Joke Collection Website - Cold jokes - There are jokes that make girls happy.

There are jokes that make girls happy.

№ 1

Son: Dad, tell me a story.

Dad: OK. Once upon a time, there was a frog. ......

Son: No, I want to hear historical stories.

Dad: OK. In the Song Dynasty, there was a frog. ......

№2

Once upon a time, there was a scholar who had a stupid son. One day, a friend came to visit the scholar. In order to show his talent, he decided to let his son entertain the guests, and specially taught him a few words: "If the guests ask you why our peach tree is missing? What did you just say? Let me cut and sell it? ; If he asks you why our fence is so messy. What did you just say? Destroyed by the chaos of war? ; If he asks you why our family is so rich, what do you say? Mom and dad earned it hard? ; If he asks you why you are so smart. What did you just say? Of course, our family has been like this for generations. ? "So the son went to entertain the guests.

The guest asked, "Where's your father?" The son replied, "I'll cut it and sell it!" " The guest was surprised and asked, "What about your mother?" The son replied, "The soldiers and horses are all useless!" The guest asks again: "Is there so much cow dung in front of your house?" The son proudly said, "My parents worked hard to earn it!" The guest asked angrily, "How can you say that?" The son proudly said, "Of course, our family has been like this for generations!" "

№3

A little boy was taken to the hospital by his mother.
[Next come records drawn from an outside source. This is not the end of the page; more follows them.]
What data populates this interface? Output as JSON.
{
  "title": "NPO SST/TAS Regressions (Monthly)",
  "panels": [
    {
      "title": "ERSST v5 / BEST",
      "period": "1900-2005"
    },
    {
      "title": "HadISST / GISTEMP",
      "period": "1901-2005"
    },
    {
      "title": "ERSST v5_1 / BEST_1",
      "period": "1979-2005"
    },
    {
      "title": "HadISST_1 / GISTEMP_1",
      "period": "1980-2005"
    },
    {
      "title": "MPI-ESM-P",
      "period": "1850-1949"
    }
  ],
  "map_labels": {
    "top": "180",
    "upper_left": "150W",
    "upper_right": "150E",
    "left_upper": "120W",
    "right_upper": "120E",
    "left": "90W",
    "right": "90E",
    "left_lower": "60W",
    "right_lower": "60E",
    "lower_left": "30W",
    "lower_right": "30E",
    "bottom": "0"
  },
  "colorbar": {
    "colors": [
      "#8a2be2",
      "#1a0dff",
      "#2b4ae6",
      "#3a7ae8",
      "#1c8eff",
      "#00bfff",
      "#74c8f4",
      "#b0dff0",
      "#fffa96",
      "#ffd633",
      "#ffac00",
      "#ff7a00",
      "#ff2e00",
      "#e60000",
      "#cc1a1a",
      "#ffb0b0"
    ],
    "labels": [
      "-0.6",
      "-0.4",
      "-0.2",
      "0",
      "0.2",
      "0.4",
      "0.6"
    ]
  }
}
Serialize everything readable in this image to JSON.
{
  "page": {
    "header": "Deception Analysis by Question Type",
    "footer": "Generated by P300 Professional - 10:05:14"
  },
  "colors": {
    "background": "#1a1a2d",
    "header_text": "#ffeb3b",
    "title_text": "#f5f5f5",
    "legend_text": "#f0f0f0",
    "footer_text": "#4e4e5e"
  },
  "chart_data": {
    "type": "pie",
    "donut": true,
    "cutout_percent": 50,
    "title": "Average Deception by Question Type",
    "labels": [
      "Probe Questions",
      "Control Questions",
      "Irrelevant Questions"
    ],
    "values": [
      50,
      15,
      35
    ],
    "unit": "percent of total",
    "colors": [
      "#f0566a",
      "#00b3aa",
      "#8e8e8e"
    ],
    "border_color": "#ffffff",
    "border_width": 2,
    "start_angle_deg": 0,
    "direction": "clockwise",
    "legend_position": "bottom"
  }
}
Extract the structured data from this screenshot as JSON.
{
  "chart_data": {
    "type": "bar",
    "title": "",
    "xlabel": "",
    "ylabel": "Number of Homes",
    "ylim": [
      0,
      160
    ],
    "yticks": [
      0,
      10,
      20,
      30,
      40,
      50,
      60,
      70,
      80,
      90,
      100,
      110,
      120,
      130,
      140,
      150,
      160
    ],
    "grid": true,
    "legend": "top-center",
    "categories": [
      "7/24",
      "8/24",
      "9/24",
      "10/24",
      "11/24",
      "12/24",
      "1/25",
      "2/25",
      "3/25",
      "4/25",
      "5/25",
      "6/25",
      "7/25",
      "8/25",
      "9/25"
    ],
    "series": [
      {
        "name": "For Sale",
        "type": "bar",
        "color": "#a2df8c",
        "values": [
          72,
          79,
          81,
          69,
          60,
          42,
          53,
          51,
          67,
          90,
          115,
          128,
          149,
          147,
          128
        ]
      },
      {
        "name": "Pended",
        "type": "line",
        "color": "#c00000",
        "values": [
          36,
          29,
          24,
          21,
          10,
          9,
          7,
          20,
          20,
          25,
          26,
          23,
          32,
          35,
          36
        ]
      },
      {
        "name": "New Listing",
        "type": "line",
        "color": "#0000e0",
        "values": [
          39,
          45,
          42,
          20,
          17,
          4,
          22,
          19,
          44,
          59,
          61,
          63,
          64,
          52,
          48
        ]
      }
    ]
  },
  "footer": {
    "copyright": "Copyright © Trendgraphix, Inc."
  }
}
In order to make the little boy less nervous, the doctor pointed to his ear and teased him, "Is this your nose, little friend?"

The little boy looked at the doctor and turned to his mother seriously and said, "Mom, we need a new doctor."

№4

The mother once again called her son to get up: "Jacques, good boy, it's time to get up." You have heard the cock crow several times. "

"What does cock crow have to do with me? I am not a hen. "

№5

A: "My wife and I had a big fight last night and threw all our food out of the balcony on the seventh floor. The result ... "

B: "What was the result?"

"The building where I live this morning is surrounded by a group of scientists who specialize in flying saucers."

№6

I have four children, all of whom are naughty. One day when I came home from work, the children made a lot of noise at home. My wife was very happy to see me back and said, "It's great that you finally came back."

I am glad to think that the children are afraid of me, but my wife went on to say, "Only you are the most obedient and obedient at home! Go and buy me a bag of salt. "

№7

Man: "Miss, you are as beautiful as a flower."

Woman: "Thank you."

Man: "Miss, you are as gentle as the moon."

Woman: "Thank you."

Man: "Miss, you are as pure as holy water."

Woman: "Thank you."

Man: "Miss, can you marry me?"

Woman: "You are as wordy as my husband!" "

№8

As soon as Mr. Smith checked a female patient and confirmed that she was pregnant, he said, "Mrs. Mary, I have good news for you."

"It's Miss Mary." Young ladies are more upright.

"Oh, Miss Mary," the doctor said quickly, "I have some bad news for you ..."

№9

The mother was very angry with her daughter.

"This is the modern young people!" She said to her friend. "I made a boyfriend when I was 0/6 years old, but I forgot my mother's 32nd birthday!"

№ 10

Women are ugly, but they love powder.

Every day before going out, she will put on a thick layer of powder.

People on the road will laugh when they see her.

But she said with a straight face, "I stopped laughing when you laughed, and the powder fell off."